Claudette Colbert and Herbert Marshall in Secrets of a Secretary. Thanks to Trouble in Paradise for the image.
Claudette Colbert plays, Helen Blake, the secretary in question, whose secrets include: an ill-advised marriage to an fortune-hunter who left her to become a gigolo the moment he found out her father was broke, the fact that her employer is cheating on her fiancee, that she is in love with said fiancee and he is in love with her. It gets even more complicated when its revealed that her employer's lover is none other than her not-quite ex. Herbert Marshall plays the fiancee, an English Lord Danforth who gets stood up so much that he falls in love with the secretary whose job it is to continually inform him that her boss has been detained by some mysterious engagement or another. The film is unusually frank, even for pre-code and one sequence inter-cut Lord Danforth and Helen enjoying an innocent dinner while Helen's boss, Sylvia Merritt visits her lover's seedy hotel room.
Later that night, Helen and Lord Danforth decide to go dancing at the club where her ex now works. There's a great moment when Helen realizes the cheesy crooner in the floor show is her husband. Lord Danforth sneers at the gigolo, laughing about the kind of man who would do such things and the kind of woman who would be taken in by him. The irony is that his fiancee was with the guy hours earlier and of course, Helen, looks particularly miserable as she reveals that he's her husband. I have a perverse love of these kinds of scenes in movies and especially when they happen to Herbert Marshall. He always underplays, and its wonderful to watch him squirm quietly as he processes this plot complication and attempts to find something to say to Helen that will make him seem less of an ass.

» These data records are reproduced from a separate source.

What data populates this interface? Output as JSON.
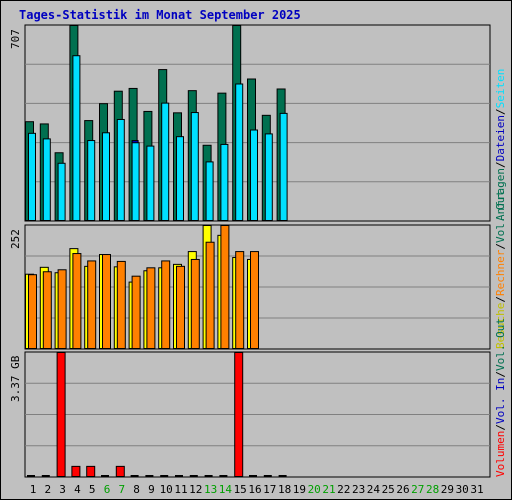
{
  "chart_data": {
    "type": "bar",
    "title": "Tages-Statistik im Monat September 2025",
    "days": [
      "1",
      "2",
      "3",
      "4",
      "5",
      "6",
      "7",
      "8",
      "9",
      "10",
      "11",
      "12",
      "13",
      "14",
      "15",
      "16",
      "17",
      "18",
      "19",
      "20",
      "21",
      "22",
      "23",
      "24",
      "25",
      "26",
      "27",
      "28",
      "29",
      "30",
      "31"
    ],
    "weekend_days": [
      "6",
      "7",
      "13",
      "14",
      "20",
      "21",
      "27",
      "28"
    ],
    "panels": [
      {
        "name": "hits-pages",
        "ymax_label": "707",
        "ylim": [
          0,
          707
        ],
        "series": [
          {
            "name": "Anfragen",
            "color": "#007050",
            "values": [
              360,
              352,
              248,
              707,
              364,
              425,
              470,
              480,
              397,
              548,
              392,
              472,
              275,
              463,
              707,
              514,
              383,
              478
            ]
          },
          {
            "name": "Dateien",
            "color": "#0000c0",
            "values": [
              0,
              0,
              0,
              479,
              0,
              0,
              0,
              292,
              0,
              0,
              0,
              0,
              0,
              0,
              0,
              0,
              0,
              0
            ]
          },
          {
            "name": "Seiten",
            "color": "#00e0ff",
            "values": [
              318,
              298,
              210,
              598,
              292,
              320,
              368,
              284,
              272,
              427,
              306,
              393,
              215,
              278,
              496,
              330,
              316,
              390
            ]
          }
        ],
        "legend_labels": [
          "Anfragen",
          "/",
          "Dateien",
          "/",
          "Seiten"
        ]
      },
      {
        "name": "visits-kb",
        "ymax_label": "252",
        "ylim": [
          0,
          252
        ],
        "series": [
          {
            "name": "Besuche",
            "color": "#ffff00",
            "values": [
              153,
              167,
              156,
              205,
              169,
              193,
              168,
              137,
              160,
              166,
              173,
              199,
              252,
              232,
              187,
              183,
              0,
              0
            ]
          },
          {
            "name": "Rechner",
            "color": "#ff8000",
            "values": [
              152,
              158,
              162,
              195,
              180,
              193,
              179,
              149,
              166,
              180,
              169,
              183,
              218,
              252,
              199,
              199,
              0,
              0
            ]
          }
        ],
        "legend_labels": [
          "Besuche",
          "/",
          "Rechner",
          "/",
          "Vol. Out"
        ]
      },
      {
        "name": "volume",
        "ymax_label": "3.37 GB",
        "ylim": [
          0,
          3.37
        ],
        "series": [
          {
            "name": "Volumen",
            "color": "#ff0000",
            "values": [
              0,
              0,
              3.37,
              0.3,
              0.3,
              0,
              0.3,
              0,
              0,
              0,
              0,
              0,
              0,
              0,
              3.37,
              0,
              0,
              0
            ]
          }
        ],
        "legend_labels": [
          "Volumen",
          "/",
          "Vol. In",
          "/",
          "Vol. Out"
        ]
      }
    ],
    "legend_colors": {
      "Anfragen": "#007050",
      "Dateien": "#0000c0",
      "Seiten": "#00e0ff",
      "Besuche": "#c0c000",
      "Rechner": "#ff8000",
      "Vol. Out": "#007050",
      "Volumen": "#ff0000",
      "Vol. In": "#0000c0",
      "sep": "#000000"
    },
    "grid": true,
    "legend_position": "right-vertical"
  }
}
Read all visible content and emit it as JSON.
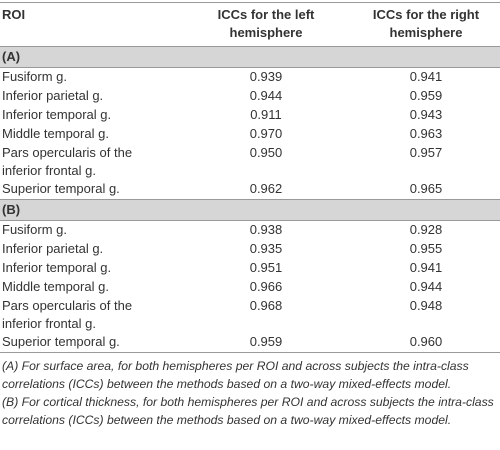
{
  "table": {
    "headers": [
      "ROI",
      "ICCs for the left hemisphere",
      "ICCs for the right hemisphere"
    ],
    "sections": [
      {
        "label": "(A)",
        "rows": [
          [
            "Fusiform g.",
            "0.939",
            "0.941"
          ],
          [
            "Inferior parietal g.",
            "0.944",
            "0.959"
          ],
          [
            "Inferior temporal g.",
            "0.911",
            "0.943"
          ],
          [
            "Middle temporal g.",
            "0.970",
            "0.963"
          ],
          [
            "Pars opercularis of the inferior frontal g.",
            "0.950",
            "0.957"
          ],
          [
            "Superior temporal g.",
            "0.962",
            "0.965"
          ]
        ]
      },
      {
        "label": "(B)",
        "rows": [
          [
            "Fusiform g.",
            "0.938",
            "0.928"
          ],
          [
            "Inferior parietal g.",
            "0.935",
            "0.955"
          ],
          [
            "Inferior temporal g.",
            "0.951",
            "0.941"
          ],
          [
            "Middle temporal g.",
            "0.966",
            "0.944"
          ],
          [
            "Pars opercularis of the inferior frontal g.",
            "0.968",
            "0.948"
          ],
          [
            "Superior temporal g.",
            "0.959",
            "0.960"
          ]
        ]
      }
    ],
    "footnotes": [
      "(A) For surface area, for both hemispheres per ROI and across subjects the intra-class correlations (ICCs) between the methods based on a two-way mixed-effects model.",
      "(B) For cortical thickness, for both hemispheres per ROI and across subjects the intra-class correlations (ICCs) between the methods based on a two-way mixed-effects model."
    ]
  }
}
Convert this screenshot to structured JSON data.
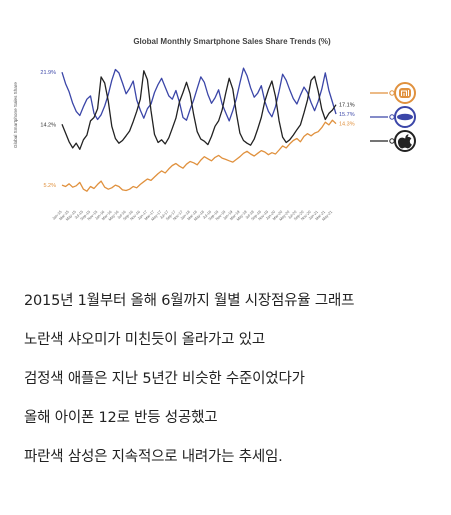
{
  "chart_data": {
    "type": "line",
    "title": "Global Monthly Smartphone Sales Share Trends (%)",
    "ylabel": "Global Smartphone Sales Share",
    "xlabel": "",
    "ylim": [
      3,
      24
    ],
    "grid": false,
    "legend": "right",
    "y_ticks": [
      {
        "value": 21.9,
        "label": "21.9%",
        "color": "#3b46a8"
      },
      {
        "value": 14.2,
        "label": "14.2%",
        "color": "#333333"
      },
      {
        "value": 5.2,
        "label": "5.2%",
        "color": "#e0913e"
      }
    ],
    "x": [
      "Jan-15",
      "Feb-15",
      "Mar-15",
      "Apr-15",
      "May-15",
      "Jun-15",
      "Jul-15",
      "Aug-15",
      "Sep-15",
      "Oct-15",
      "Nov-15",
      "Dec-15",
      "Jan-16",
      "Feb-16",
      "Mar-16",
      "Apr-16",
      "May-16",
      "Jun-16",
      "Jul-16",
      "Aug-16",
      "Sep-16",
      "Oct-16",
      "Nov-16",
      "Dec-16",
      "Jan-17",
      "Feb-17",
      "Mar-17",
      "Apr-17",
      "May-17",
      "Jun-17",
      "Jul-17",
      "Aug-17",
      "Sep-17",
      "Oct-17",
      "Nov-17",
      "Dec-17",
      "Jan-18",
      "Feb-18",
      "Mar-18",
      "Apr-18",
      "May-18",
      "Jun-18",
      "Jul-18",
      "Aug-18",
      "Sep-18",
      "Oct-18",
      "Nov-18",
      "Dec-18",
      "Jan-19",
      "Feb-19",
      "Mar-19",
      "Apr-19",
      "May-19",
      "Jun-19",
      "Jul-19",
      "Aug-19",
      "Sep-19",
      "Oct-19",
      "Nov-19",
      "Dec-19",
      "Jan-20",
      "Feb-20",
      "Mar-20",
      "Apr-20",
      "May-20",
      "Jun-20",
      "Jul-20",
      "Aug-20",
      "Sep-20",
      "Oct-20",
      "Nov-20",
      "Dec-20",
      "Jan-21",
      "Feb-21",
      "Mar-21",
      "Apr-21",
      "May-21",
      "Jun-21"
    ],
    "x_tick_labels": [
      "Jan-15",
      "Mar-15",
      "May-15",
      "Jul-15",
      "Sep-15",
      "Nov-15",
      "Jan-16",
      "Mar-16",
      "May-16",
      "Jul-16",
      "Sep-16",
      "Nov-16",
      "Jan-17",
      "Mar-17",
      "May-17",
      "Jul-17",
      "Sep-17",
      "Nov-17",
      "Jan-18",
      "Mar-18",
      "May-18",
      "Jul-18",
      "Sep-18",
      "Nov-18",
      "Jan-19",
      "Mar-19",
      "May-19",
      "Jul-19",
      "Sep-19",
      "Nov-19",
      "Jan-20",
      "Mar-20",
      "May-20",
      "Jul-20",
      "Sep-20",
      "Nov-20",
      "Jan-21",
      "Mar-21",
      "May-21"
    ],
    "series": [
      {
        "key": "xiaomi",
        "color": "#e0913e",
        "icon": "xiaomi-logo-icon",
        "end_label": "14.3%",
        "values": [
          5.2,
          5.0,
          5.4,
          4.9,
          5.1,
          5.6,
          4.6,
          4.3,
          5.0,
          4.7,
          5.3,
          5.8,
          4.9,
          4.6,
          4.8,
          5.2,
          5.0,
          4.5,
          4.4,
          4.6,
          5.0,
          4.8,
          5.3,
          5.7,
          6.1,
          5.9,
          6.4,
          6.9,
          7.3,
          7.0,
          7.6,
          8.1,
          8.4,
          8.0,
          7.7,
          8.3,
          8.7,
          8.5,
          8.2,
          8.9,
          9.4,
          9.1,
          8.8,
          9.3,
          9.6,
          9.2,
          9.0,
          8.8,
          8.6,
          9.0,
          9.4,
          9.9,
          10.2,
          9.8,
          9.5,
          9.9,
          10.3,
          10.1,
          9.7,
          10.0,
          9.8,
          10.4,
          11.0,
          10.7,
          11.3,
          11.8,
          12.1,
          11.6,
          12.4,
          12.8,
          12.5,
          12.9,
          13.1,
          13.7,
          14.5,
          14.1,
          14.8,
          14.3
        ]
      },
      {
        "key": "samsung",
        "color": "#3b46a8",
        "icon": "samsung-logo-icon",
        "end_label": "15.7%",
        "values": [
          21.9,
          20.2,
          19.0,
          17.3,
          16.1,
          15.5,
          16.8,
          17.9,
          18.4,
          15.8,
          14.9,
          15.6,
          16.9,
          18.6,
          20.7,
          22.3,
          21.8,
          20.3,
          18.7,
          19.5,
          20.6,
          17.8,
          16.3,
          15.1,
          16.5,
          17.2,
          18.9,
          20.1,
          21.0,
          19.7,
          18.4,
          17.9,
          19.2,
          17.5,
          15.2,
          14.8,
          16.4,
          17.8,
          19.5,
          21.2,
          20.4,
          18.6,
          17.3,
          18.1,
          19.3,
          17.2,
          15.9,
          14.7,
          16.2,
          18.0,
          20.3,
          22.5,
          21.4,
          19.6,
          18.2,
          18.8,
          19.9,
          17.6,
          16.1,
          15.3,
          16.8,
          19.1,
          21.6,
          20.7,
          19.3,
          18.0,
          17.2,
          18.5,
          19.7,
          18.9,
          17.4,
          16.2,
          17.6,
          19.4,
          21.8,
          19.2,
          17.5,
          15.7
        ]
      },
      {
        "key": "apple",
        "color": "#222222",
        "icon": "apple-logo-icon",
        "end_label": "17.1%",
        "values": [
          14.2,
          12.9,
          11.6,
          10.7,
          11.4,
          10.5,
          11.9,
          12.6,
          14.7,
          15.2,
          16.5,
          21.2,
          20.3,
          17.6,
          13.9,
          12.1,
          11.4,
          11.8,
          12.5,
          13.2,
          14.6,
          16.1,
          17.9,
          22.1,
          20.8,
          16.2,
          12.7,
          11.5,
          11.9,
          11.3,
          12.2,
          13.6,
          15.1,
          17.5,
          18.9,
          20.4,
          18.7,
          15.6,
          13.1,
          12.0,
          11.7,
          11.2,
          12.4,
          13.9,
          14.7,
          16.3,
          18.8,
          21.0,
          19.4,
          15.8,
          12.9,
          11.8,
          11.4,
          11.1,
          12.0,
          13.5,
          15.2,
          17.6,
          19.3,
          20.6,
          18.3,
          14.7,
          12.3,
          11.5,
          11.9,
          12.6,
          13.4,
          14.1,
          15.9,
          17.8,
          20.7,
          21.3,
          19.1,
          16.4,
          14.9,
          15.8,
          16.3,
          17.1
        ]
      }
    ]
  },
  "caption": {
    "lines": [
      "2015년 1월부터 올해 6월까지 월별 시장점유율 그래프",
      "노란색 샤오미가 미친듯이 올라가고 있고",
      "검정색 애플은 지난 5년간 비슷한 수준이었다가",
      "올해 아이폰 12로 반등 성공했고",
      "파란색 삼성은 지속적으로 내려가는 추세임."
    ]
  }
}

Mary Boland plays Sylvia Merritt's socially obsessed mother and though she gets little screen time, as always, she makes it count, providing the film's only comic relief. It's a sad commentary on the lack of longevity for female actresses, that though she was only ten years older than the romantic lead in this film, she ends up playing his mother-in-law to be.
Secrets of a Secretary depicts a woman working, earning her living and freeing herself of relationship mistakes. Her job is somewhat humiliating given that a few years earlier she was herself attending the types of parties for which she now sends out RSVPs on behalf of someone else. She describes herself as "an upper servant" and it reminds me of the fact that the boss falling for his secretary is merely an updating of the old "master of the house falls for his governess" plot. Though there is that fairytale aspect to the story, there isn't the feeling that the heroine can't manage by herself. Indeed, it is only after she deliberately makes herself prime suspect in her husband's murder in order to preserve Lord Danforth from scandal, that she really needs the guy's help.